A New Kind of Hydropower

Power producer Calpine Corp. had approached the city of Mankato, Minn., about building a natural gas-fired power plant and acquiring supporting water sources; however, permitting the Minnesota River-area site posed environmental challenges and taking water from the city aquifer would have upset the local drinking water supply.

Following a Mankato Wastewater Treatment Plant (WWTP) upgrade in 2002, retired city Public Works Director George Rosati proposed that the plant’s high-quality water be reused to support operations at Calpine’s Mankato Energy Center, 1.5 miles away. Following approximately one year of planning and one and a half years of construction, in April 2006, operations began at Mankato WWTP’s new water reclamation facility (WRF)—the result of a three-way public-private partnership between the city of Mankato, Calpine and the Minnesota Pollution Control Agency (MPCA).

Calpine funded the WRF’s design and construction, and the MPCA expedited the city’s National Pollutant Discharge Elimination System permit renewal and plan approval. The city of Mankato owns and operates the facility.

The Power of Reuse

The dual-purpose, $20-million WRF, designed to handle 12 million gal per day, is surrounded on three sides by the Mankato WWTP and on the fourth, the Minnesota River. Extra space around the facility will allow for a virtual duplicate to be built in the future, according to Mary Fralish, the city’s deputy director of public works and environmental services. Internal spacing and piping, too, will allow for capacity increases.

The WRF provides for the city’s treated effluent two stages of tertiary treatment: the first removes phosphorus for all current and future WWTP needs, and the second provides additional filtration and chlorination to meet MPCA reuse requirements based on California’s Title 22 Health Laws for recycled water.

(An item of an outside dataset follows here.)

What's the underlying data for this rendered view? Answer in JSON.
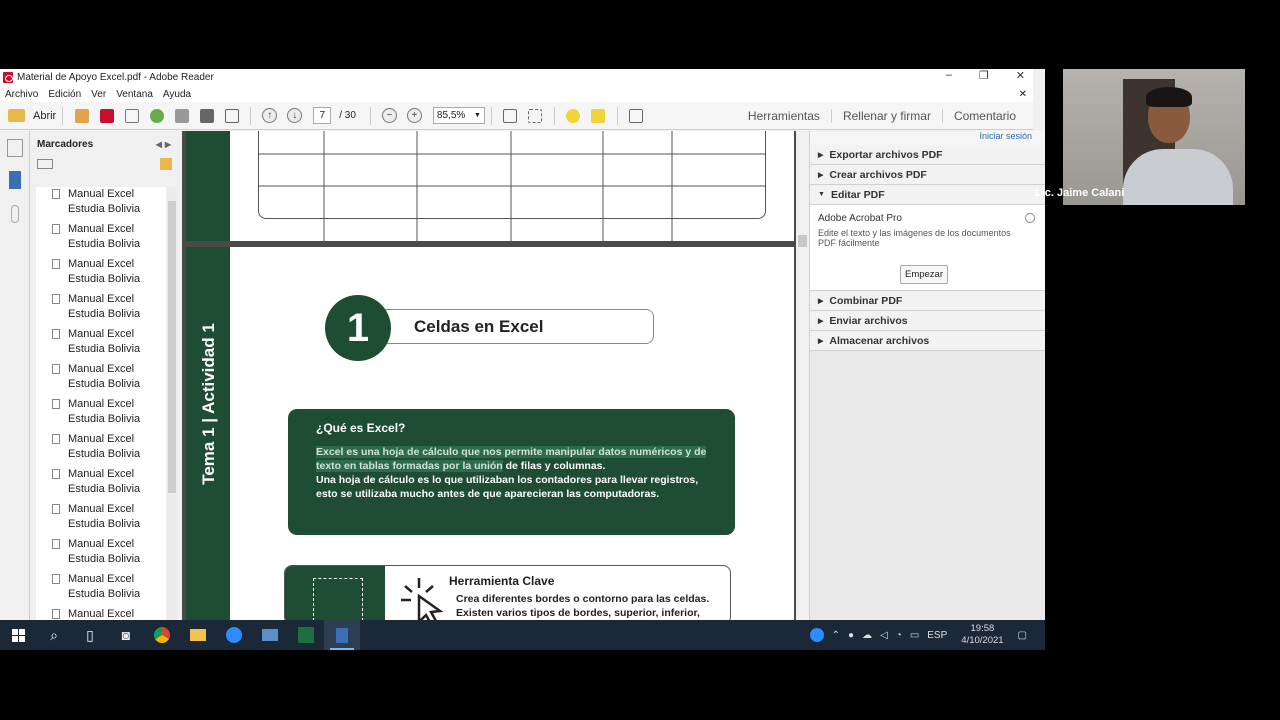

Clean water is sent via pipeline to Mankato Energy Center for use in cooling processes. The power facility operates about 60% of the time, producing electricity as demand dictates. The energy center evaporates roughly 75% of the reuse water in its operations and sends the remainder back to the WWTP, where it is mixed in with effluent and discharged into the Minnesota River. At this rate, an estimated 679 million gal of water will be saved through reuse annually.

Reaping Benefits

The city of Mankato is paying operations and maintenance costs on the WRF until its portion is satisfied or for 20 years, whichever comes first. But having the power plant—fueled partly by reuse water—within city limits has resulted in a solid tax base, reduced surface and groundwater demands, phosphorus removal significantly beyond compliance minimums, improved water quality and cost savings.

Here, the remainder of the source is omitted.